In Ontario, the rules around internships are strict and in recent years some employers have been required to change their internship programs as a result. If someone is receiving on the job training from a business they are considered to be an employee of the business under Ontario law. As an employee they are entitled to a minimum wage under the Employment Standards Act so paying them a stipend that does not meet the minimum wage is against the law.
There are two exceptions to this general rule which recognize the educational value of internships. The first is internship programs approved by a college or university which are permitted.
The second exception is internships that meet criteria set by the Ministry of Labour.
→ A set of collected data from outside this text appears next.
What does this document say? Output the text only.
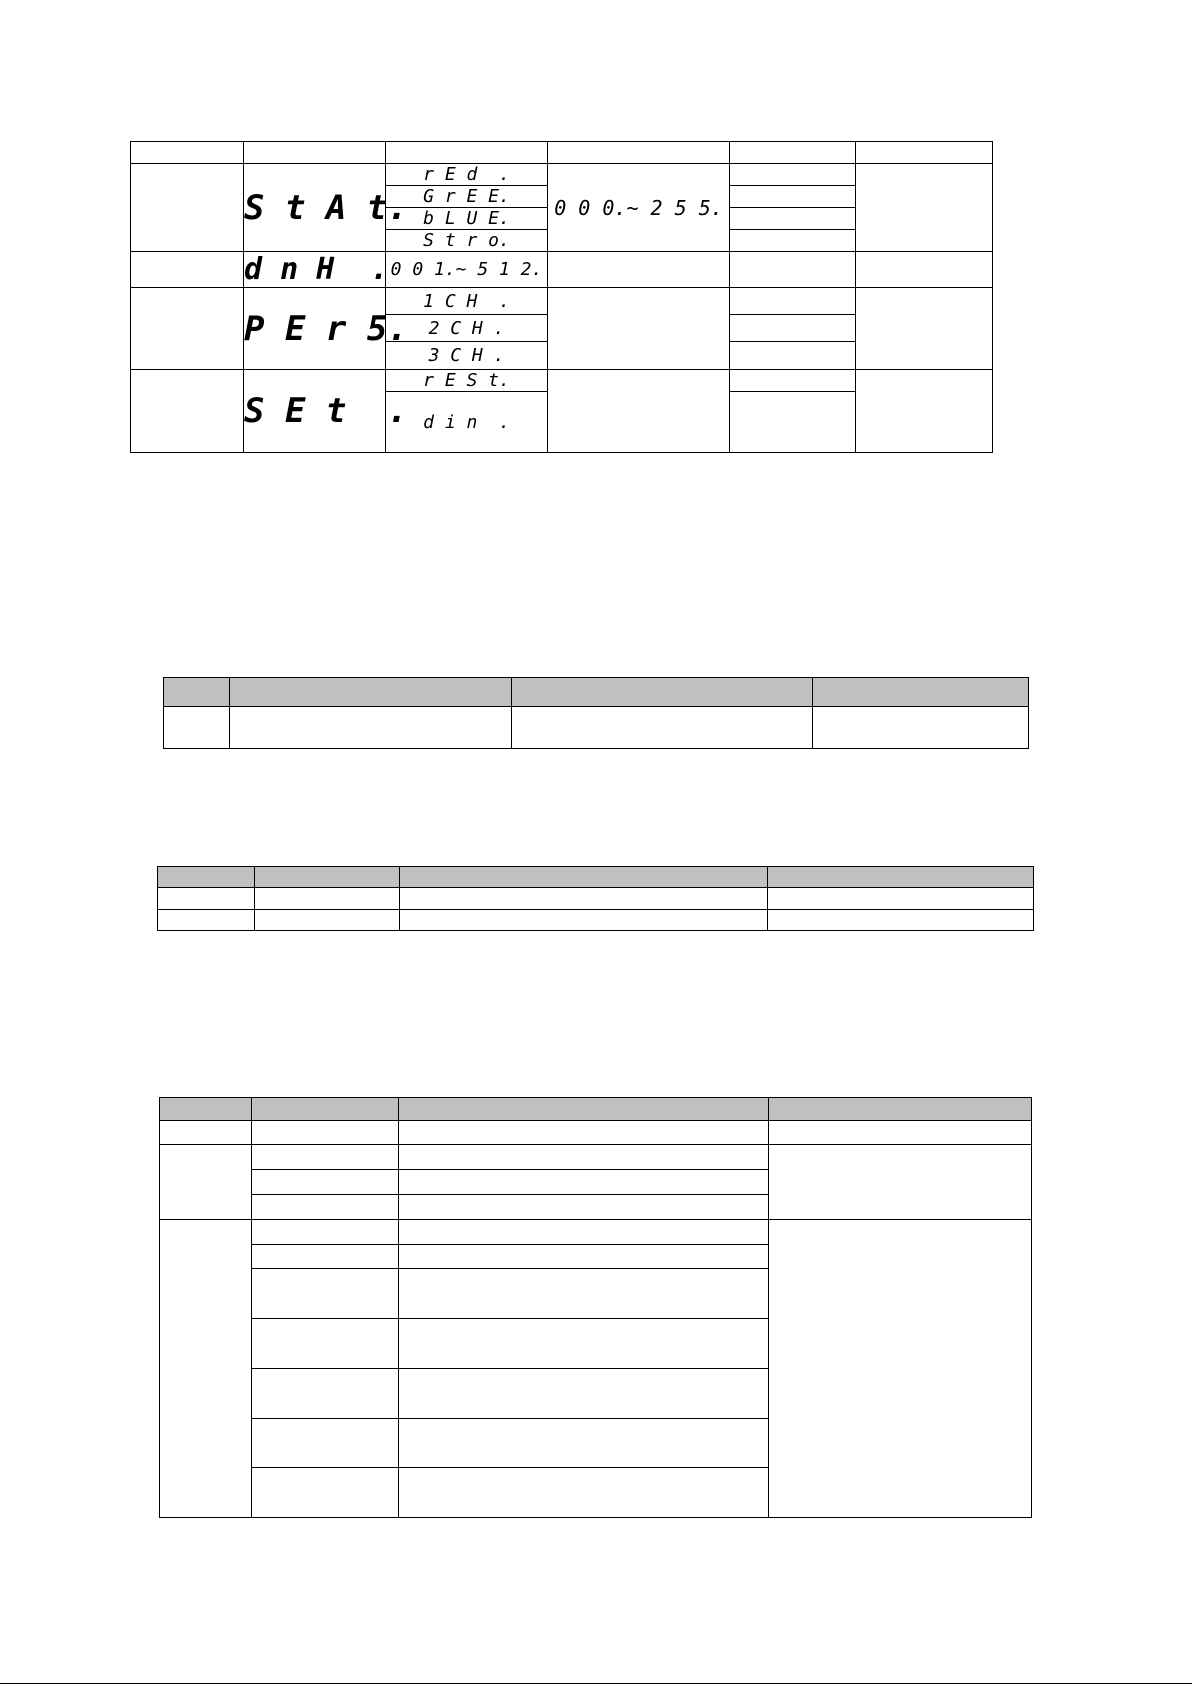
	S t A t.	r E d  .	0 0 0.~ 2 5 5.		
		G r E E.			
		b L U E.			
		S t r o.			
	d n H  .	0 0 1.~ 5 1 2.			
	P E r 5.	1 C H  .			
		2 C H .			
		3 C H .			
	S E t  .	r E S t.			
		d i n  .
These requirements include that the intern is receiving valuable training, is not taking someone else’s job, and has not been promised a job after their training. The most important feature is the educational component: the primary purpose of internships is to teach valuable skills, not to provide cheap labour to businesses.
The safest way to ensure compliance with the law is to have an internship approved as part of a college or university program. Alternatively, you should design the internship ahead of time to focus it around training and skills development.
Work at my business has slowed down quite a bit this year. I currently have 11 employees but there is not enough work to go around. I should be getting a set of new contracts that will keep everyone busy this spring, but I’d like to make some temporary layoffs in the meantime to avoid having to let anyone go for good. I’ve discussed this with business colleagues who told me that temporary layoffs are not permitted for non-unionized employees. What are my options?
The law applicable to temporary layoffs in Ontario can be confusing. The Employment Standards Act does allow temporary layoffs of up to 13 weeks in a 20 week period. In certain seasonal industries, such as construction, temporary layoffs over the winter months are fairly common. However, in other workplaces courts in Ontario have treated temporary layoffs as constructive dismissals and have ordered employers to provide termination and severance pay.
In recent years, some Ontario court decisions have allowed temporary layoffs provided employers comply with both the Employment Standards Act and the terms of the employee’s contract. Depending on the nature of the work, such layoffs may even be permitted when an employee is working with an unwritten contract. A temporary layoff is also more likely to be permitted if an employee remains entitled to benefits and can access Employment Insurance during their time off. During any such layoff it is important to inform the employee that the layoff is temporary and to provide them with a return to work date. Finally, a temporary layoff should not be used as a form of discipline to punish an employee for misconduct – that will most certainly result in a claim for constructive dismissal.